Example Nanomaterials from Talapin et al at the University of Chicago (link). |
The overall goal when entering nanotechnologies into the market is low-cost, high-volume manufacturability, but at the same time, the materials' properties must be highly reproducible within a pre-specified limit, which Kelly states cannot happen below the 3 nm limit when trying to make arrays.
The top-down approach to manufacturing, which Kelly states is limited, uses external tools to cut and shape large materials to contain many smaller features. Its alternative, the bottom-up approach, involves piecing together small units, usually molecules, to construct whole materials -- much like a jigsaw puzzle -- however this process is too unpredictable for defect-free mass production of arrays.
As outlined by Kelly, standard manufacture operates under what is called 6-sigma yield - which essentially means there is a manufacturing defect rate of only 0.00034%. Those extremely tight tolerances are simply not met by the respective manufacturing processes of most nanotechnologies. However, there can be two ways to (re)consider these limitations.
The first is that - given the need for the technology - the scales of production will follow. Moore's Law is a well-known example. In short, due to continuous improvement in fabrication equipment and manufacturing technology - much of which was not around when Moore's "Law" was first proposed - the number of transistors possible on a single chip has doubled every two years from the 1970's to the present day. Based on this, it is reasonable to propose that additional improvements in manufacturing technology will help raise future nanotechnologies out of the "unmanufacturable" category.
The second way to consider these limitations is with reference to another complex system - the human body - which also possesses a great deal of complex functionality and manufacturing. For example, our own DNA replication and copying processes would not meet 6-sigma yield if not for clever DNA proof-reading and correcting mechanisms. In addition, some degree of DNA error is manageable because redundancy exists. Redundancy might not sound like an ideal situation for large-scale fabrication, but it is a useful tool to help maintain proper system functionality even if a small percentage of components are defective. And, thermodynamically speaking, if there will be an unavoidable amount of error, then redundancy may be the path of least resistance. Furthermore, if you accept defects will exist - if not from manufacturing, then due to in-situ operation - the design process changes from a defect-free nanotechnology to one which may perhaps even benefit from a certain concentration of them - much like the way doped semiconductors operate and interact. But of course, this may not be possible for some nano-materials and their applications, e.g. quantum dots requiring precise confinement energies.

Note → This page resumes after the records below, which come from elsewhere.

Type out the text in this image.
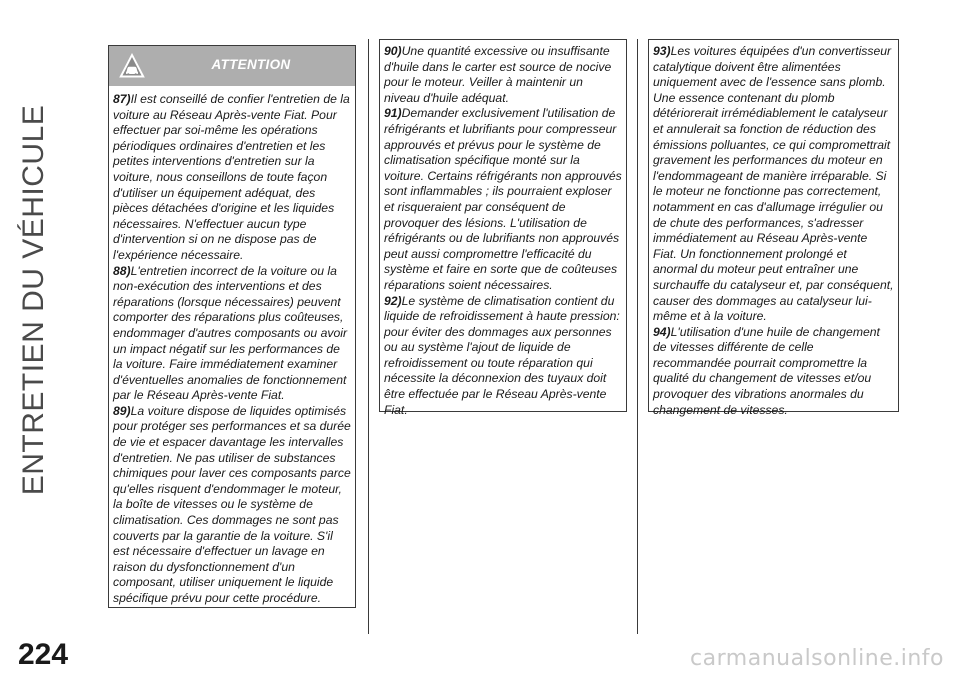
ENTRETIEN DU VÉHICULE
ATTENTION

87)Il est conseillé de confier l'entretien de la voiture au Réseau Après-vente Fiat. Pour effectuer par soi-même les opérations périodiques ordinaires d'entretien et les petites interventions d'entretien sur la voiture, nous conseillons de toute façon d'utiliser un équipement adéquat, des pièces détachées d'origine et les liquides nécessaires. N'effectuer aucun type d'intervention si on ne dispose pas de l'expérience nécessaire.

88)L'entretien incorrect de la voiture ou la non-exécution des interventions et des réparations (lorsque nécessaires) peuvent comporter des réparations plus coûteuses, endommager d'autres composants ou avoir un impact négatif sur les performances de la voiture. Faire immédiatement examiner d'éventuelles anomalies de fonctionnement par le Réseau Après-vente Fiat.

89)La voiture dispose de liquides optimisés pour protéger ses performances et sa durée de vie et espacer davantage les intervalles d'entretien. Ne pas utiliser de substances chimiques pour laver ces composants parce qu'elles risquent d'endommager le moteur, la boîte de vitesses ou le système de climatisation. Ces dommages ne sont pas couverts par la garantie de la voiture. S'il est nécessaire d'effectuer un lavage en raison du dysfonctionnement d'un composant, utiliser uniquement le liquide spécifique prévu pour cette procédure.

90)Une quantité excessive ou insuffisante d'huile dans le carter est source de nocive pour le moteur. Veiller à maintenir un niveau d'huile adéquat.

91)Demander exclusivement l'utilisation de réfrigérants et lubrifiants pour compresseur approuvés et prévus pour le système de climatisation spécifique monté sur la voiture. Certains réfrigérants non approuvés sont inflammables ; ils pourraient exploser et risqueraient par conséquent de provoquer des lésions. L'utilisation de réfrigérants ou de lubrifiants non approuvés peut aussi compromettre l'efficacité du système et faire en sorte que de coûteuses réparations soient nécessaires.

92)Le système de climatisation contient du liquide de refroidissement à haute pression: pour éviter des dommages aux personnes ou au système l'ajout de liquide de refroidissement ou toute réparation qui nécessite la déconnexion des tuyaux doit être effectuée par le Réseau Après-vente Fiat.

93)Les voitures équipées d'un convertisseur catalytique doivent être alimentées uniquement avec de l'essence sans plomb. Une essence contenant du plomb détériorerait irrémédiablement le catalyseur et annulerait sa fonction de réduction des émissions polluantes, ce qui compromettrait gravement les performances du moteur en l'endommageant de manière irréparable. Si le moteur ne fonctionne pas correctement, notamment en cas d'allumage irrégulier ou de chute des performances, s'adresser immédiatement au Réseau Après-vente Fiat. Un fonctionnement prolongé et anormal du moteur peut entraîner une surchauffe du catalyseur et, par conséquent, causer des dommages au catalyseur lui-même et à la voiture.

94)L'utilisation d'une huile de changement de vitesses différente de celle recommandée pourrait compromettre la qualité du changement de vitesses et/ou provoquer des vibrations anormales du changement de vitesses.

224	carmanualsonline.info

Ultimately, as Kelly writes, some nanotechnologies are unfortunately bound to remain on a lab bench:
Many results in nanoscience can be shown to be intrinsically unmanufacturable in terms of ideas for applications in electronic or optoelectronic components, and so will remain as scientific curiosities.
Time will tell which are the most manufacturable and which are so in a sustainable manner.
[1] MJ Kelly. Intrinsic top-down manufacturability. Nanotechnology, Vol. 22 (2011), 245303.